Shortly after Voyager 2's 30th anniversary in space, the probe is set to achieve another milestone in its journey; it is expected to cross the termination shock in late 2007 or early 2008. The termination shock is a spherical area that surrounds the solar system where solar winds slow to subsonic speeds.

Though launched 10 days later, Voyager 2's sister craft, Voyager 1 crossed the termination shock in December of 2004, three years ahead of Voyager 2's projected arrival. The earlier crossing was due to a shorter trajectory out of the solar system.

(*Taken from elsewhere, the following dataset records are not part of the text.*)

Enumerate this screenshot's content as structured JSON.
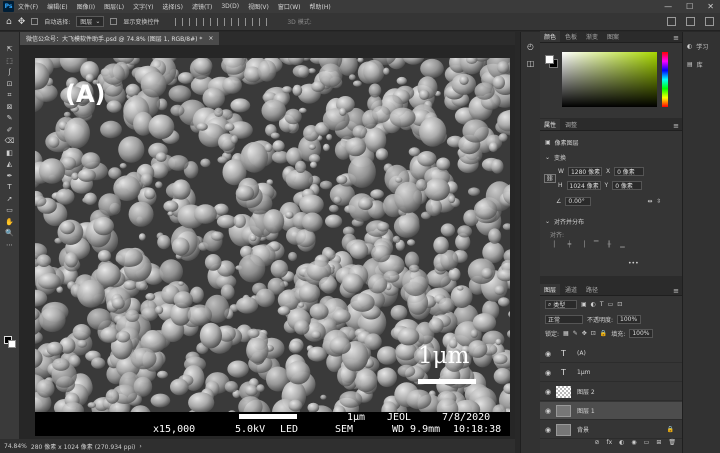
{
  "app": {
    "logo": "Ps"
  },
  "menu": [
    "文件(F)",
    "编辑(E)",
    "图像(I)",
    "图层(L)",
    "文字(Y)",
    "选择(S)",
    "滤镜(T)",
    "3D(D)",
    "视图(V)",
    "窗口(W)",
    "帮助(H)"
  ],
  "window_controls": {
    "minimize": "—",
    "maximize": "☐",
    "close": "✕"
  },
  "options": {
    "auto_select_label": "自动选择:",
    "auto_select_value": "图层",
    "show_transform_label": "显示变换控件",
    "mode_3d_label": "3D 模式:"
  },
  "document_tab": {
    "title": "微信公众号：大飞模软件助手.psd @ 74.8% (图层 1, RGB/8#) *",
    "close": "×"
  },
  "tools": [
    "⇱",
    "⬚",
    "ʃ",
    "⊡",
    "⌗",
    "⊠",
    "✎",
    "✐",
    "⌫",
    "◧",
    "◭",
    "✒",
    "T",
    "➚",
    "▭",
    "✋",
    "🔍",
    "⋯"
  ],
  "image": {
    "panel_label": "(A)",
    "scale_label": "1μm",
    "sem_info": {
      "magnification": "x15,000",
      "scale": "1μm",
      "voltage": "5.0kV",
      "detector": "LED",
      "maker": "JEOL",
      "mode": "SEM",
      "wd": "WD 9.9mm",
      "date": "7/8/2020",
      "time": "10:18:38"
    }
  },
  "status": {
    "zoom": "74.84%",
    "doc_info": "280 像素 x 1024 像素 (270.934 ppi)",
    "arrow": "›"
  },
  "color_panel": {
    "tabs": [
      "颜色",
      "色板",
      "渐变",
      "图案"
    ],
    "fg_color": "#ffffff",
    "bg_color": "#000000",
    "picker_hue": "#a8d800"
  },
  "properties_panel": {
    "tabs": [
      "属性",
      "调整"
    ],
    "kind": "像素图层",
    "transform_title": "变换",
    "w_label": "W",
    "w_value": "1280 像素",
    "h_label": "H",
    "h_value": "1024 像素",
    "x_label": "X",
    "x_value": "0 像素",
    "y_label": "Y",
    "y_value": "0 像素",
    "angle_value": "0.00°",
    "align_title": "对齐并分布",
    "align_label": "对齐:",
    "more": "•••"
  },
  "layers_panel": {
    "tabs": [
      "图层",
      "通道",
      "路径"
    ],
    "kind_label": "类型",
    "blend_mode": "正常",
    "opacity_label": "不透明度:",
    "opacity_value": "100%",
    "lock_label": "锁定:",
    "fill_label": "填充:",
    "fill_value": "100%",
    "layers": [
      {
        "name": "(A)",
        "type": "T"
      },
      {
        "name": "1μm",
        "type": "T"
      },
      {
        "name": "图层 2",
        "type": "trans"
      },
      {
        "name": "图层 1",
        "type": "img",
        "selected": true
      },
      {
        "name": "背景",
        "type": "img",
        "locked": true
      }
    ],
    "footer": [
      "⊘",
      "fx",
      "◐",
      "◉",
      "▭",
      "⊞",
      "🗑"
    ]
  },
  "side_items": [
    {
      "icon": "◐",
      "label": "学习"
    },
    {
      "icon": "▤",
      "label": "库"
    }
  ]
}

The prediction comes from physicist Haruichi Washimi at University of California, Riverside. Washimi used a global magneto-hydrodynamic simulation in conjunction with data from Voyager 2 to give the window where the probe will likely cross the boundary. The simulation is a "method that allows precise and quantitative predictions of geometric disturbances caused by solar activities," according to a release at UCR.

"This is the first time the termination-shock position has been forecast in this way. After it crosses this boundary, Voyager 2 will be in the outer heliosphere beyond which lies the interstellar medium and galactic space. Our simulations also show that the spacecraft will cross the termination shock again in the middle of 2008. This will happen because of the back and forth movement of the termination-shock boundary. This means Voyager 2 will experience multiple crossings of the termination shock. These crossings will come to an end after the spacecraft escapes into galactic space," explained Washimi.

Launched August 20th, 1977, Voyager 2 has seen four planets -- Jupiter, Saturn, Uranus and Neptune -- and their moons on its way out of the solar system. The original Voyager missions where slated only to visit Jupiter and Saturn, along with their largest moons. The extraordinary success of the missions convinced NASA to extend Voyager 2's mission and use gravitational boosting to propel it towards Uranus and Neptune.

Though still operational, the natural decay of the plutonium fuel on the craft has forced shutdown of several systems to keep it operational. At launch, the Radioisotope Thermoelectric Generator pumped out 470 watts of power, but by 2001, output was down to a meager 319 watts. Both the Voyager crafts are projected to have enough fuel to continue operations until about 2020.